Secure ShellFish and Syncthing: my very own dropbox replacement
finally, I think I came to a good solution to have my data in sync, available on all my devices and under my control. turns out, it’s super easy! I want to take control over my files, I want to decide where I store them and I also want to have it either in sync across all my devices or at least easily accessible (on my phone). last but not least, I want the solution to be cross-platform or platform agnostic since I don’t know when and if I switch from a to b.
that’s kinda hard to achieve with Dropbox or Google Drive, which either have a bad or no Linux support at all. also, when you’re on iOS like me, it’s hard to not go with a solution like iCloud, Dropbox or Google Drive since there’s just no good alternative out there…
well, Secure ShellFish to the rescue! to be honest, the only thing which blocked me from having my own solution until now was iOS. since there’s just no way to use a tool like Syncthing on iOS and ownCloud/Nextcloud just suck don’t fit my needs. they come up with one security issue after another and behave more like an operating system instead of what I want: a folder that’s syncs. dead simple. granted, ownCloud and Nextcloud probably want to be an operating system, so good for them.
Secure ShellFish integrates into the iOS files app and uses the SFTP protocol to connect to a server. it’s easy as 1 2 3: you have a server available through SSH, this can be at home, exposed to the internet, just internal or a server online somewhere. a dedicated server or a virtual (cloud) server. do what you want. have fun.

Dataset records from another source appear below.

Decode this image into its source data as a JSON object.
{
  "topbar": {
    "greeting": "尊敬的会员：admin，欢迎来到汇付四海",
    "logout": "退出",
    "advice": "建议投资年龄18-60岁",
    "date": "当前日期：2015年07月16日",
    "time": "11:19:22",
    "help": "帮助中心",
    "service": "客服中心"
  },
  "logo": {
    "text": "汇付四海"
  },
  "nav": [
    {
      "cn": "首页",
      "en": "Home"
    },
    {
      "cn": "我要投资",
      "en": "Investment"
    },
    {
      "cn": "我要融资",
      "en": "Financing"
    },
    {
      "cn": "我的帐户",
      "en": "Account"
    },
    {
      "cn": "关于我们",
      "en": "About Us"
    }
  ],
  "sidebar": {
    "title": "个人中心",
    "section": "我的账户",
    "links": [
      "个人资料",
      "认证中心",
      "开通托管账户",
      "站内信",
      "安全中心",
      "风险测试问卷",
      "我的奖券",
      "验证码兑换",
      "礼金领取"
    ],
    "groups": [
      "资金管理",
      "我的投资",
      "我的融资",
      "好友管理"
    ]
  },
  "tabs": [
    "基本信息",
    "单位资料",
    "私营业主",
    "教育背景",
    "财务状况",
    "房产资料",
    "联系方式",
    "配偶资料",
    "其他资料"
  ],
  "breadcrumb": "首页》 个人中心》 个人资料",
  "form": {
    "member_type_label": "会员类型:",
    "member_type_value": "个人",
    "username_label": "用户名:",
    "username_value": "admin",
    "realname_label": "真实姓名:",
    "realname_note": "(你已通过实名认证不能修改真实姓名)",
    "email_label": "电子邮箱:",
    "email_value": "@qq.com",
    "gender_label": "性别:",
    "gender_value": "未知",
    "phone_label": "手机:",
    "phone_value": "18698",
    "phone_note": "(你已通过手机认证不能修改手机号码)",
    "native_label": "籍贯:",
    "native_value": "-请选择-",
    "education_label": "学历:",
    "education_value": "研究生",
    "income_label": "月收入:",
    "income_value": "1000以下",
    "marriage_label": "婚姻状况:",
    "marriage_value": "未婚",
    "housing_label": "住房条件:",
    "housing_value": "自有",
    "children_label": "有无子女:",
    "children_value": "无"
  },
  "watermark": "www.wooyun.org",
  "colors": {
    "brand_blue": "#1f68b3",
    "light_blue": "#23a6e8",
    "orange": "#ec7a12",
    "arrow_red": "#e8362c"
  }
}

I have it set up like this:
- a cloud server with a block volume attached encrypted block volume with LUKS
- installed Syncthing on the server, pointed it to some directory on the encrypted volume
- configured Syncthing on my desktop to sync the folder with my server
- configured SFTP / ssh access from Secure ShellFish to the Syncthing backed folder on the server
that’s it. easy as that. (or not so easy…)
sure, when using a virtual server with the encrypted volume it doesn’t really help as long as the volume is mounted since the provider can still log in to your machine and see the data. I think you’d need to go with a dedicated server then or have something at home like a raspberry pi or Synology/QNAP NAS.
Secure ShellFish can also store files offline if you want to, I just don’t know how reliable that is, yet.
I’m sure I like this solution right now but do something else tomorrow. syncing files and taking notes are just things I always find something to over-engineer improve upon.